Elle ne le sera pas toute la journée. Les deux manches à air disposées à chaque extrémités de la piste indiquent une direction différente, droites comme un T. Ça ne sera pas pour aujourd’hui. Dans la salle d’attente, certaines personnes étaient déjà là hier, mais nous formons un groupe moins important. Une belle assemblée d’optimistes désespérés, les autres seront restés chez eux.
Pendant ce temps, on s’occupe comme un peu, avions en papier d’essuie-mains, télévisions qui repassent le même programme en boucle, vérification visuelle de la météo, discussion avec les locaux. Je fais aussi plus ample connaissance avec l’employée de la compagnie. Elle vient de Taipei et est arrivée sur l’île il y a quelques années. Avant cela, elle a traversé le Canada et visité un peu l’Amérique du sud. C’est donc pour cela qu’elle parle bien anglais. Visiblement la vie ici est plutôt monotone mais satisfera ceux en quête d’un endroit calme et relaxant.Je suppose qu’il faut aussi aimer les jeux de hasard, avoir un vol pour le continent tient plus de la loterie qu’autre chose.
Dernier vol annulé ! Les derniers espoirs s’envolent avec la fermeture de l’aéroport. Il est temps de repartir au bercail. Je crois que ma logeuse s’est prise de sympathie pour ma situation et me propose de partager leur repas avec eux. En rentrant, les filles s’amusent avec les chiens pendant que leur mère prépare le repas. On fait ensuite plus ample connaissance, elle s’est mariée avec un local, vivait avant à Taipei et travaillait à la chaîne dans une usine d’assemblage électronique. Elle préfère largement sa vie maintenant. Malheureusement, il y a quelques mois, son mari féru de pêche sous-marine n’en fut jamais revenu. Elle me raconte la vie d’ici calme et paisible régie par un autre rythme que sur le continent. Elle souhaite se rendre à Taipei pour les funérailles de sa grand-mère. Maintenant, je comprends un peu mieux pourquoi son moral n’est pas au beau fixe.
Son fils ne sera finalement pas du voyage. Plus tôt, à l’aéroport, elle s’est arrangée pour que je puisse prendre sa place dans la liste d’attente.

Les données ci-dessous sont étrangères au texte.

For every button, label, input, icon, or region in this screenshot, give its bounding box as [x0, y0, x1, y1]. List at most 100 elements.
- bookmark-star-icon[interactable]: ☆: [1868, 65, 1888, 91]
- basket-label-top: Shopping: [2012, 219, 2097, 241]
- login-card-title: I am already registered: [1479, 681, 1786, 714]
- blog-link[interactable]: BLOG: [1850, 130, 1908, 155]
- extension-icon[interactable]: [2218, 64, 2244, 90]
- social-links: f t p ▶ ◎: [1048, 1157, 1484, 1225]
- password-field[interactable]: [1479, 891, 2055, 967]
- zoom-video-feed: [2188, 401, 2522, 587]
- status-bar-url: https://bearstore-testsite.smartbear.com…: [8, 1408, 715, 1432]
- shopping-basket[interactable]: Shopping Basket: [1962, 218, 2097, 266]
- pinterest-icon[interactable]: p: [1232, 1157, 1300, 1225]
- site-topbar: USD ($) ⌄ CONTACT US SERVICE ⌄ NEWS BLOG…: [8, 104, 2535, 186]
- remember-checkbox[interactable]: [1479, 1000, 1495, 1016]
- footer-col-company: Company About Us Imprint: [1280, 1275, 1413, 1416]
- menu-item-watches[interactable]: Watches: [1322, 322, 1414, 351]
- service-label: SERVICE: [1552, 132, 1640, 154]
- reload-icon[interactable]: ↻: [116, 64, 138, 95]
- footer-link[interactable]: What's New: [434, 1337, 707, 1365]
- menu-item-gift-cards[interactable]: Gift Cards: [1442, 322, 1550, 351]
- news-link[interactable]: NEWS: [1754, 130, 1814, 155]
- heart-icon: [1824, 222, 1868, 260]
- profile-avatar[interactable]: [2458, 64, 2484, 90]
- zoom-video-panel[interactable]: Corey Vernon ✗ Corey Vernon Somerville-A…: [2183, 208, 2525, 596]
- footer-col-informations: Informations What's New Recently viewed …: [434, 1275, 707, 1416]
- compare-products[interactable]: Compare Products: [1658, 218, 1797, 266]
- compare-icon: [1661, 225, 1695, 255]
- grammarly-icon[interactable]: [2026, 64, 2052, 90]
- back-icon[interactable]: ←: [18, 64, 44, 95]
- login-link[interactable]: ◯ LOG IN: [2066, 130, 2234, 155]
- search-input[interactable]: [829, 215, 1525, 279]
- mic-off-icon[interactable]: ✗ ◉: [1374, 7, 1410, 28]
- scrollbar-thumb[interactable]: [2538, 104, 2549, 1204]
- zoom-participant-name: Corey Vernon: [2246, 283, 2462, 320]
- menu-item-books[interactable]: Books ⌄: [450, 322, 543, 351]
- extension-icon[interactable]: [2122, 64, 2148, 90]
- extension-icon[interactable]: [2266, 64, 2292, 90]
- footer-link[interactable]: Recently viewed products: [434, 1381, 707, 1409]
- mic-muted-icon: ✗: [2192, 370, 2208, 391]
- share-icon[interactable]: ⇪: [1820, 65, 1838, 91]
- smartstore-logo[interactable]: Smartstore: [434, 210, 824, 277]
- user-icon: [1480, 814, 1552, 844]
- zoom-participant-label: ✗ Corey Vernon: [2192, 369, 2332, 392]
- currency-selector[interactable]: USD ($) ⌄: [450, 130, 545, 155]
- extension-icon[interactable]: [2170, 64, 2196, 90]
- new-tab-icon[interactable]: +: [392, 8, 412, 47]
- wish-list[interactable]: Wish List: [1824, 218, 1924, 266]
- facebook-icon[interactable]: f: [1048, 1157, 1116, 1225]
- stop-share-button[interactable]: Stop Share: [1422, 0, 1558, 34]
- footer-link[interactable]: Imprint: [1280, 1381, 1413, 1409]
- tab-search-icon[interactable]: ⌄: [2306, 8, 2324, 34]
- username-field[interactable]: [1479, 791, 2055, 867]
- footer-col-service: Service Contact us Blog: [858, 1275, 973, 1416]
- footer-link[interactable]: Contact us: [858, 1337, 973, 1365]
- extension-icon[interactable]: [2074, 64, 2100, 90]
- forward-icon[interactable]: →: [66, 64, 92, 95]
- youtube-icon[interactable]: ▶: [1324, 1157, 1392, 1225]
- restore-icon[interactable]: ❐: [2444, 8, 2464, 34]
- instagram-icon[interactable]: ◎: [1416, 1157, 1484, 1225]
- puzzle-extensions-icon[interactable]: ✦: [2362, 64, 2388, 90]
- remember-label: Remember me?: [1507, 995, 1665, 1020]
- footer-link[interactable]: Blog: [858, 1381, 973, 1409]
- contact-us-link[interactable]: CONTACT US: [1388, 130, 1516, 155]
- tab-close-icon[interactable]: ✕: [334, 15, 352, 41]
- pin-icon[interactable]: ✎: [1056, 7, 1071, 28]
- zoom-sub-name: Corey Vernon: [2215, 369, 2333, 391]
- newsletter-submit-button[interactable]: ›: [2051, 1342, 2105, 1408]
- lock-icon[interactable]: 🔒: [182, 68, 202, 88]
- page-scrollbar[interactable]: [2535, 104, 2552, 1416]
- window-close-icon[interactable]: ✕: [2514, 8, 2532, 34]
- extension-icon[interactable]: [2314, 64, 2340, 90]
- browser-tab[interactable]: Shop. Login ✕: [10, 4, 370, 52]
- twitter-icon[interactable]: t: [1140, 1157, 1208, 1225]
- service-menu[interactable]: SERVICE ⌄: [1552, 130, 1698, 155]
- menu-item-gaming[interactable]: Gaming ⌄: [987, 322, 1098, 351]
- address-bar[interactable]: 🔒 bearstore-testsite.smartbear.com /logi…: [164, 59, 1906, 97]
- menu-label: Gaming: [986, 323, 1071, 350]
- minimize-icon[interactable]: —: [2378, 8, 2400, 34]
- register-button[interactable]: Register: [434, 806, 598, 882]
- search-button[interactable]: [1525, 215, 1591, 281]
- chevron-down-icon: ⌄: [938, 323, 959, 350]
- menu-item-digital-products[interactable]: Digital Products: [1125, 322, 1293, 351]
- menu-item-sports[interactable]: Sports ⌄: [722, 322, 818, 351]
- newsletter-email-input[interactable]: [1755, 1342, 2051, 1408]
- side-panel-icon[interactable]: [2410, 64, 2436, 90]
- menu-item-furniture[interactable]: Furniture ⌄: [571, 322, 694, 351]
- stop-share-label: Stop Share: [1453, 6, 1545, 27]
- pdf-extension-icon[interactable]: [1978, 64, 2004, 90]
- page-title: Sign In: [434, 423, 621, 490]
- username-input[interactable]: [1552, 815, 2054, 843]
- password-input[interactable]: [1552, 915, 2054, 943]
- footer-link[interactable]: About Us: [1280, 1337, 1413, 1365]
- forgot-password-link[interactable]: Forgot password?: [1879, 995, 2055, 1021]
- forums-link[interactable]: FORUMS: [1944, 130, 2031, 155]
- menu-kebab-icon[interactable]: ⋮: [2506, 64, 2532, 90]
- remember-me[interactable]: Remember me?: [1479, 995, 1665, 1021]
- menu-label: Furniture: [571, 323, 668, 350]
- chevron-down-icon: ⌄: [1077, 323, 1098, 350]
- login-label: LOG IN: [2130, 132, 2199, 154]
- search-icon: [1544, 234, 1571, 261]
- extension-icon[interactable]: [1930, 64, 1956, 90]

La soirée se termine, il faut prendre ses forces, demain sera une longue journée. Car si l’avion ne vient pas, je devrai prendre le bateau pour au moins trois à quatre heures de traversée houleuse.
Lanyu, jour 3
Nous sommes beaucoup plus nombreux dans la salle d’attente. La météo annonce un temps plus clément pour aujourd’hui. Le comptoir ouvre et nous imprime nos billets, c’est bon signe : l’avion est enfin parti de Taitung.
Quelques minutes plus tard, on peut entendre le vrombissement des moteurs du Dornier. Il vient d’atterrir : ouf !
On monte dans l’avion qui s’élance quelques minutes plus tard vers les côtes. Atterrissage à Taitung, on se dit au revoir et je saute dans un taxi. Une douche chaude, récupération du linge qui a eu plus que le temps de sécher. Petit détour par le restaurant Japonais où j’avais promis à Michaël quelques jours plutôt de repasser le voir pour lui montrer les photos de Lanyu (il n’y a jamais été). Il me remerciera sur LINE quelques heures plus tard et envisage de passer ses prochaines vacances là bas. Je quitte la ville dans le Taxi qu’il m’a commandé. Direction la gare où je prends une billet pour le premier train pour d’autres aventures vers Hualien.